Early detection of lung cancer is critical for both stopping the spread of tumors and improving patient outcomes, and a new study suggests artificial intelligence (AI) can do this job a lot more accurately than human doctors.

A recent study evaluating the use of a deep-learning algorithm to detect lung cancer accurately from computed tomography (CT) scans showed the AI can outperform human evaluation of CT scans.

Research also showed that low-dose CT (LDCT) reduces lung cancer deaths by up to 20 percent. There is a big drawback, however.

The high rate of false positives and false negatives resulting from doctors interpreting CT scans encumber the LDCT procedure.

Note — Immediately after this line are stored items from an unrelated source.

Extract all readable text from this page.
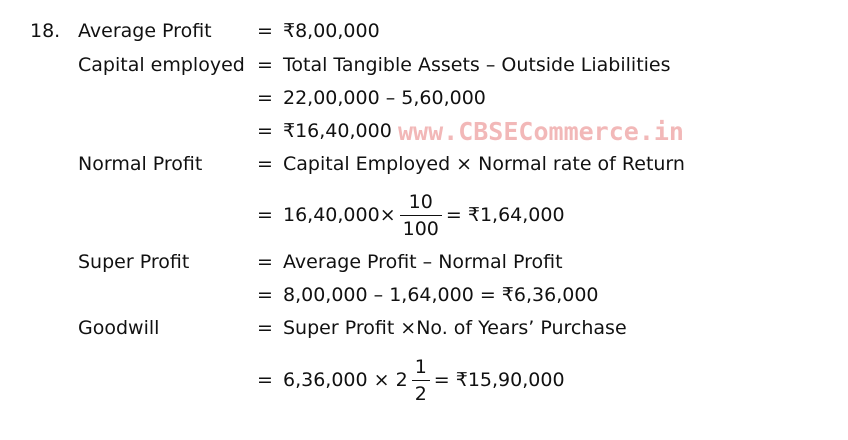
18. Average Profit = ₹8,00,000
Capital employed = Total Tangible Assets – Outside Liabilities
= 22,00,000 – 5,60,000
= ₹16,40,000 www.CBSECommerce.in
Normal Profit	= Capital Employed × Normal rate of Return
= $16,40,000\times \frac{10}{100}$ = ₹1,64,000
Super Profit	= Average Profit – Normal Profit
= 8,00,000 – 1,64,000 = ₹6,36,000
Goodwill	= Super Profit ×No. of Years’ Purchase
= $6,36,000 \times 2 \frac{1}{2}$ = ₹15,90,000
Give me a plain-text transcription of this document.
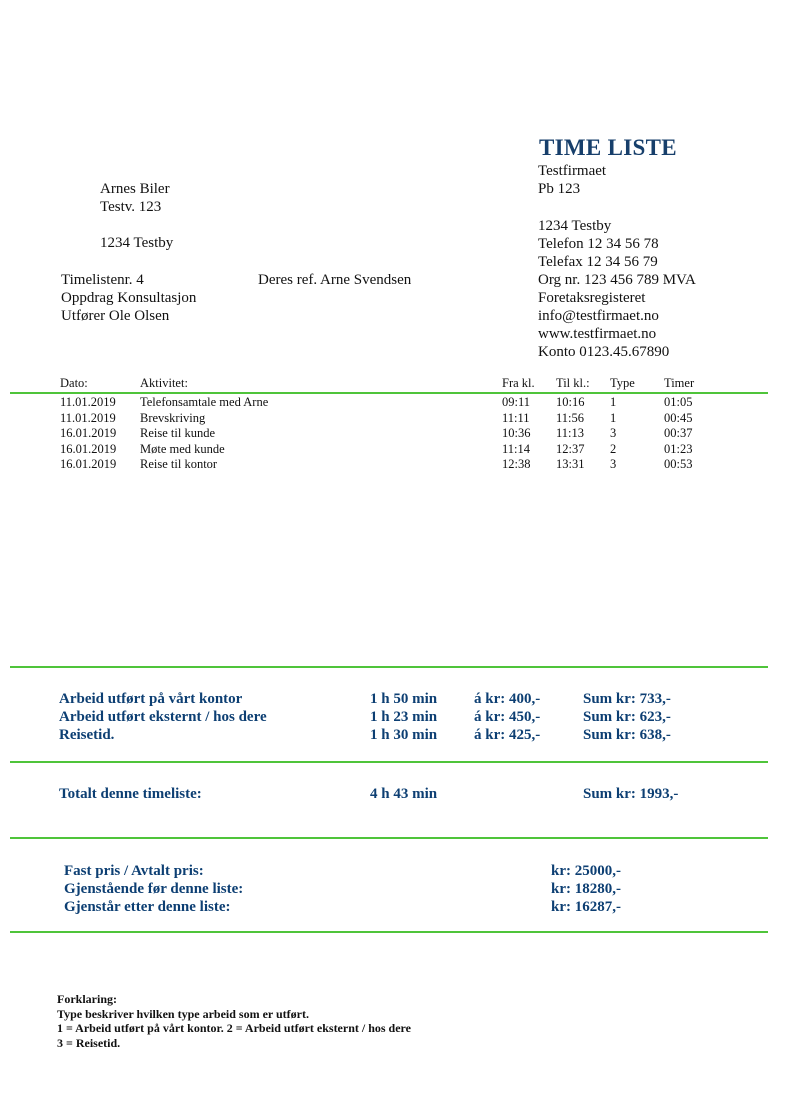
TIME LISTE
Testfirmaet
Pb 123
1234 Testby
Telefon 12 34 56 78
Telefax 12 34 56 79
Org nr. 123 456 789 MVA
Foretaksregisteret
info@testfirmaet.no
www.testfirmaet.no
Konto 0123.45.67890
Arnes Biler
Testv. 123
1234 Testby
Timelistenr. 4
Oppdrag Konsultasjon
Utfører Ole Olsen
Deres ref. Arne Svendsen
Dato:	Aktivitet:	Fra kl. Til kl.: Type Timer
11.01.2019 Telefonsamtale med Arne	09:11 10:16 1	01:05
11.01.2019 Brevskriving	11:11 11:56 1	00:45
16.01.2019 Reise til kunde	10:36 11:13 3	00:37
16.01.2019 Møte med kunde	11:14 12:37 2	01:23
16.01.2019 Reise til kontor	12:38 13:31 3	00:53
Arbeid utført på vårt kontor	1 h 50 min á kr: 400,-	Sum kr: 733,-
Arbeid utført eksternt / hos dere	1 h 23 min á kr: 450,-	Sum kr: 623,-
Reisetid.	1 h 30 min á kr: 425,-	Sum kr: 638,-
Totalt denne timeliste:	4 h 43 min	Sum kr: 1993,-
Fast pris / Avtalt pris:	kr: 25000,-
Gjenstående før denne liste:	kr: 18280,-
Gjenstår etter denne liste:	kr: 16287,-
Forklaring:
Type beskriver hvilken type arbeid som er utført.
1 = Arbeid utført på vårt kontor. 2 = Arbeid utført eksternt / hos dere
3 = Reisetid.
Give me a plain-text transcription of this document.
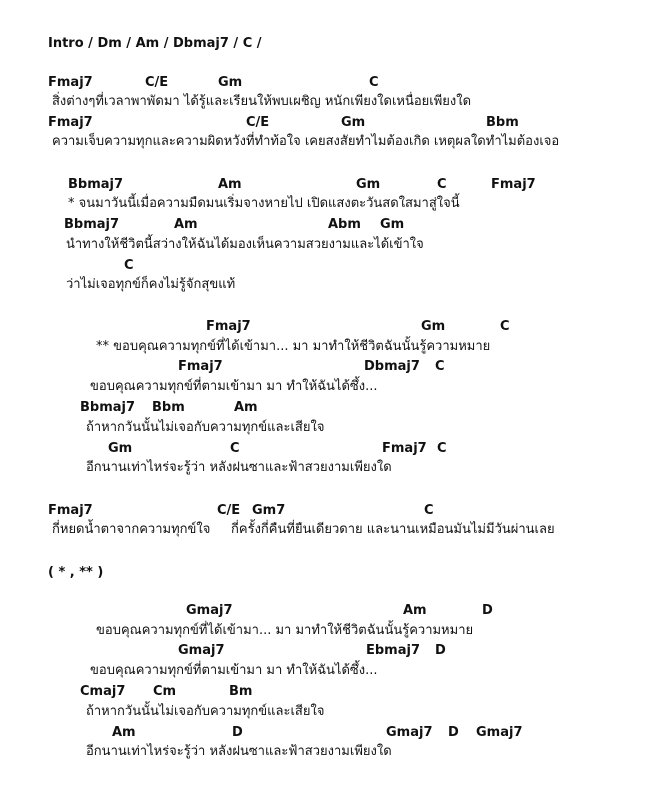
Intro / Dm / Am / Dbmaj7 / C /
Fmaj7	C/E	Gm	C
สิ่งต่างๆที่เวลาพาพัดมา ได้รู้และเรียนให้พบเผชิญ หนักเพียงใดเหนื่อยเพียงใด
Fmaj7	C/E	Gm	Bbm
ความเจ็บความทุกและความผิดหวังที่ทำท้อใจ เคยสงสัยทำไมต้องเกิด เหตุผลใดทำไมต้องเจอ
Bbmaj7	Am	Gm	C	Fmaj7
* จนมาวันนี้เมื่อความมืดมนเริ่มจางหายไป เปิดแสงตะวันสดใสมาสู่ใจนี้
Bbmaj7	Am	Abm Gm
นำทางให้ชีวิตนี้สว่างให้ฉันได้มองเห็นความสวยงามและได้เข้าใจ
C
ว่าไม่เจอทุกข์ก็คงไม่รู้จักสุขแท้
Fmaj7	Gm	C
** ขอบคุณความทุกข์ที่ได้เข้ามา... มา มาทำให้ชีวิตฉันนั้นรู้ความหมาย
Fmaj7	Dbmaj7 C
ขอบคุณความทุกข์ที่ตามเข้ามา มา ทำให้ฉันได้ซึ้ง...
Bbmaj7 Bbm	Am
ถ้าหากวันนั้นไม่เจอกับความทุกข์และเสียใจ
Gm	C	Fmaj7 C
อีกนานเท่าไหร่จะรู้ว่า หลังฝนซาและฟ้าสวยงามเพียงใด
Fmaj7	C/E Gm7	C
กี่หยดน้ำตาจากความทุกข์ใจ     กี่ครั้งกี่คืนที่ยืนเดียวดาย และนานเหมือนมันไม่มีวันผ่านเลย
( * , ** )
Gmaj7	Am	D
ขอบคุณความทุกข์ที่ได้เข้ามา... มา มาทำให้ชีวิตฉันนั้นรู้ความหมาย
Gmaj7	Ebmaj7 D
ขอบคุณความทุกข์ที่ตามเข้ามา มา ทำให้ฉันได้ซึ้ง...
Cmaj7 Cm	Bm
ถ้าหากวันนั้นไม่เจอกับความทุกข์และเสียใจ
Am	D	Gmaj7 D Gmaj7
อีกนานเท่าไหร่จะรู้ว่า หลังฝนซาและฟ้าสวยงามเพียงใด
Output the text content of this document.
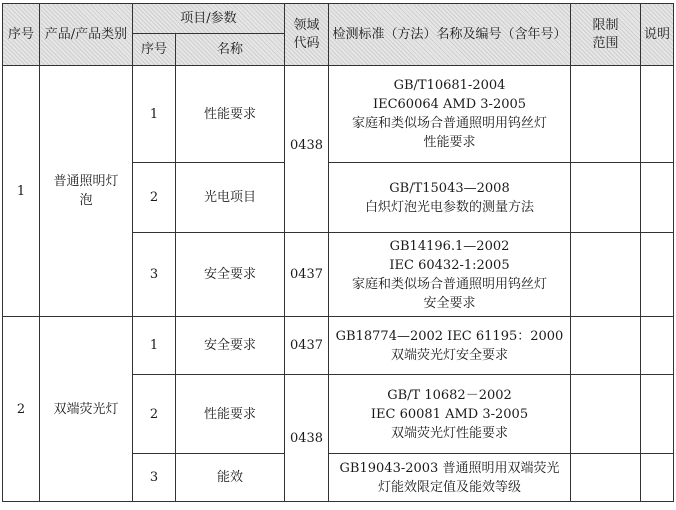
序号	产品/产品类别	项目/参数		领域代码	检测标准（方法）名称及编号（含年号）	限制范围	说明
		序号	名称				
1	普通照明灯泡	1	性能要求	0438	GB/T10681-2004
IEC60064 AMD 3-2005
家庭和类似场合普通照明用钨丝灯
性能要求		

		2	光电项目		GB/T15043—2008
白炽灯泡光电参数的测量方法		

		3	安全要求	0437	GB14196.1—2002
IEC 60432-1:2005
家庭和类似场合普通照明用钨丝灯
安全要求		

2	双端荧光灯	1	安全要求	0437	GB18774—2002 IEC 61195：2000
双端荧光灯安全要求		

		2	性能要求	0438	GB/T 10682－2002
IEC 60081 AMD 3-2005
双端荧光灯性能要求		

		3	能效		GB19043-2003 普通照明用双端荧光
灯能效限定值及能效等级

These errors delay the diagnosis of lung cancer until the disease has reached an advanced stage when it becomes too difficult to treat. New research stands to safeguard against these errors, however.

In the study, a group of scientists used AI techniques to detect lung tumors in LDCT scans.

Lung cancer causes some 160,000 deaths in the United States and is the leading cause of cancer-related death in the U.S. This means early detection is crucial for both stopping the spread of tumors and improving patient outcomes.

Researchers involved in the study resorted to a form of AI called deep learning to read 42,290 LDCT scans belonging to the Northwestern Medicine hospitals in Chicago. This deep-learning algorithm enables computers to learn by example.

The researchers were led by Daniel Tse from the Google Health Research group. Tse is also the corresponding author of the study, the findings of which were published in the journal, Nature Medicine.

Researchers trained the AI using a primary LDCT scan together with an earlier LDCT scan. Prior LDCT scans are useful because they can reveal an abnormal growth rate of lung nodules, thus indicating malignancy.

The study said the AI provided an "automated image evaluation system" that accurately predicted the malignancy of lung nodules without any human intervention. Researchers then compared the AI's evaluations with those of six board-certified U.S. radiologists with up to 20 years of clinical experience.

When prior LDCT scans were not available, the AI "model outperformed all six radiologists with absolute reductions of 11 percent in false positives and 5 percent in false negatives," said Tse. When previous imaging was available, the AI performed just as well as the radiologists.

"Radiologists generally examine hundreds of 2D images or 'slices' in a single CT scan, but this new machine learning system views the lungs in a huge, single 3D image," said study co-author Dr. Mozziyar Etemadi, a research assistant professor of anesthesiology at Northwestern University Feinberg School of Medicine in Chicago, in explaining why AI can outperform human evaluation.

He said AI working with 3D can be much more sensitive in its ability to detect early lung cancer than the human eye looking at 2D images. This capability can technically be regarded as “4D” because it not only looks at one CT scan but two (the current and prior scan) over time.

"Not only can we better diagnose someone with cancer, we can also say if someone doesn't have cancer, potentially saving them from an invasive, costly, and risky lung biopsy," said Dr. Etemadi.

The researchers caution that it’s first necessary to validate these results in larger cohorts.